AHA Letter on Prior Authorization Bill Introduced in Senate

December 17, 2020

The Honorable Sherrod Brown
United States Senate
503 Hart Senate Office Building
Washington, DC 20510

Dear Senator Brown:

On behalf of our nearly 5,000 member hospitals, health systems and other health care organizations, our clinician partners, including more than 270,000 affiliated physicians, 2 million nurses and other caregivers – and the 43,000 health care leaders who belong to our professional membership groups, the American Hospital Association (AHA) appreciates your work on the Improving Seniors’ Timely Access to Care Act of 2020. Your bipartisan legislation makes tremendous strides toward streamlining the prior authorization process, and we look forward to working with you in the next Congress to address this critical issue for patients and providers.

Prior authorization is a tool that can help align patients’ care with their health plan benefit structure and facilitate alignment with clinical best practices when used appropriately. However, these processes vary widely among health plans and insurers, and the lack of standardization can be confusing and burdensome for providers. Unfortunately, certain health plan utilization management practices can, when poorly structured or implemented, create unnecessary delays in care that can negatively affect patients.

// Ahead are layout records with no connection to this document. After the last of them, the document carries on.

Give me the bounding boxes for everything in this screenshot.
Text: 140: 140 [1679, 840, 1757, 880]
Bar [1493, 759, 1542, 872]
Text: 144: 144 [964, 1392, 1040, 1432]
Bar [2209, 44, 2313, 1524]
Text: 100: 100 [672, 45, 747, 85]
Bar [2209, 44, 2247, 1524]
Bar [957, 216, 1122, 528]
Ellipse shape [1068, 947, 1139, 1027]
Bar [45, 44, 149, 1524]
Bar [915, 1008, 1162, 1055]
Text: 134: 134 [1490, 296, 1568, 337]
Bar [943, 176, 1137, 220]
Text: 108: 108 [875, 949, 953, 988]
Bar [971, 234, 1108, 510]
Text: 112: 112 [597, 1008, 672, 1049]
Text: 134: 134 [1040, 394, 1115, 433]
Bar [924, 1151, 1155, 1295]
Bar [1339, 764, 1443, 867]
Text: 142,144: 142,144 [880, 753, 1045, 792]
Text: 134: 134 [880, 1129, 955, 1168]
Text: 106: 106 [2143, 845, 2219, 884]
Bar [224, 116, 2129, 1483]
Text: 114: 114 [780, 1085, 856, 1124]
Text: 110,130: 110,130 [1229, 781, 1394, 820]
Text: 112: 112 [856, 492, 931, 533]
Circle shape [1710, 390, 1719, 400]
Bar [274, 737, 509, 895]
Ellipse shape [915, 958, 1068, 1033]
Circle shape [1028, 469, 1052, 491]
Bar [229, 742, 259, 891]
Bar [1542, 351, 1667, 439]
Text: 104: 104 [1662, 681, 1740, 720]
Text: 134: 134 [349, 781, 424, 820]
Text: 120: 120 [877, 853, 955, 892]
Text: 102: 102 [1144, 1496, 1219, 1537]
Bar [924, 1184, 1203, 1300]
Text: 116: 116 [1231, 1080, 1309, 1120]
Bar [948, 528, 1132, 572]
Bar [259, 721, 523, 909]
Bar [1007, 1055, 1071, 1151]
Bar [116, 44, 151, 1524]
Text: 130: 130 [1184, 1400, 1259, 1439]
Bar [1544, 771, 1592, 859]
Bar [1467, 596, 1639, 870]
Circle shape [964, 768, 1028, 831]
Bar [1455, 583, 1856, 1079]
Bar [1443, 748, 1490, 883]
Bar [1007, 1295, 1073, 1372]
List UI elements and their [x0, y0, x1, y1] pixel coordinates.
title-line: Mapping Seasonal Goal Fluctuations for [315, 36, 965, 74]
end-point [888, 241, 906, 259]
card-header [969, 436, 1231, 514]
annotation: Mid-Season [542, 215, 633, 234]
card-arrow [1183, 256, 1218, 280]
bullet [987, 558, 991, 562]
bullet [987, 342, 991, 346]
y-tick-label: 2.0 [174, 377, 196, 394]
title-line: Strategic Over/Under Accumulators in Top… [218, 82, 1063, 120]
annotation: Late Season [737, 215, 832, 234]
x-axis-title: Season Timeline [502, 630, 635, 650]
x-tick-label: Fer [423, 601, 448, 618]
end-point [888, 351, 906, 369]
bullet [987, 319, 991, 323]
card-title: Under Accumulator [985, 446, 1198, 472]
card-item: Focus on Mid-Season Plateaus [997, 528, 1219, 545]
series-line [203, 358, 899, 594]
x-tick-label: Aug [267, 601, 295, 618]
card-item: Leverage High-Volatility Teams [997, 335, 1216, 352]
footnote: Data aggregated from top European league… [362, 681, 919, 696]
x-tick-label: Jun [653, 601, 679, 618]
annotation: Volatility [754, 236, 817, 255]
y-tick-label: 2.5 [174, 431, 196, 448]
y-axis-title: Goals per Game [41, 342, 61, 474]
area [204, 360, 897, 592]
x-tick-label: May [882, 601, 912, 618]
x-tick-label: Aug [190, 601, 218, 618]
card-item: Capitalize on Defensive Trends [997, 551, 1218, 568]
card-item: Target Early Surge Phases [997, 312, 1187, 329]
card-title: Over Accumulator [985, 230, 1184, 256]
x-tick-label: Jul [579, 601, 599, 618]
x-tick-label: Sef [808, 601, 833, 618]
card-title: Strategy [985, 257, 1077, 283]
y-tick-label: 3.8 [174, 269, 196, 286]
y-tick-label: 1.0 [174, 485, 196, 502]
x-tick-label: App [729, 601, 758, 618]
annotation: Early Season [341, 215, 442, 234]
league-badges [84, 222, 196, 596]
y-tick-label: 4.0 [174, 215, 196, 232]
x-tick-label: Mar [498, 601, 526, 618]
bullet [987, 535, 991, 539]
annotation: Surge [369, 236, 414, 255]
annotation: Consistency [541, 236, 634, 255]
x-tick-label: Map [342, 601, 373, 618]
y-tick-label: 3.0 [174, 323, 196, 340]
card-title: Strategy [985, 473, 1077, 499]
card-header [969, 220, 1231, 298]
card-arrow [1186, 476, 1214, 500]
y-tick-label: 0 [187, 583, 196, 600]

America’s hospitals and health systems are committed to ensuring patient access to the highest quality care in a timely manner. Your bill takes important steps to streamline and improve prior authorization processes, which would help providers spend more time on patients instead of paperwork. As you move forward in the legislative process next year, we look forward to working with you to continue strengthening this important legislation. In particular, we recommend including response timelines in the legislation so that patients are ensured prompt access to care. We are concerned that deference to the Health and Human Services Secretary may lead to excessively long timelines like those provided in the recent proposed rule from the Centers for Medicare & Medicaid Services on prior authorization for Medicaid, Children’s Health Insurance Program and federally facilitated exchange plans.

We also would appreciate your consideration of requiring plans to share their criteria for making prior authorization decisions without exceptions. Providers cannot effectively comply with submission requirements if plans can classify their prior authorization criteria as proprietary. Transparency of the prior authorization requirements would ensure improved access to care for patients and significantly reduce administrative burden on providers.

Finally, we recommend further strengthening the legislation’s reporting requirements. As standard practice, plans do not share their prior authorization criteria with providers and then claim providers did not submit all of the necessary information. We recommend language to require plans to report on their decision timelines even when the provider’s request does not contain all information required. Reporting that allows plans to exclude data when providers do not submit all required information creates a misleading picture since plans are typically responsible for a provider’s inability to submit accurate information.

We commend you for your focus on this important issue and look forward to working with you to make improvements to the prior authorization process to ensure patient access to care.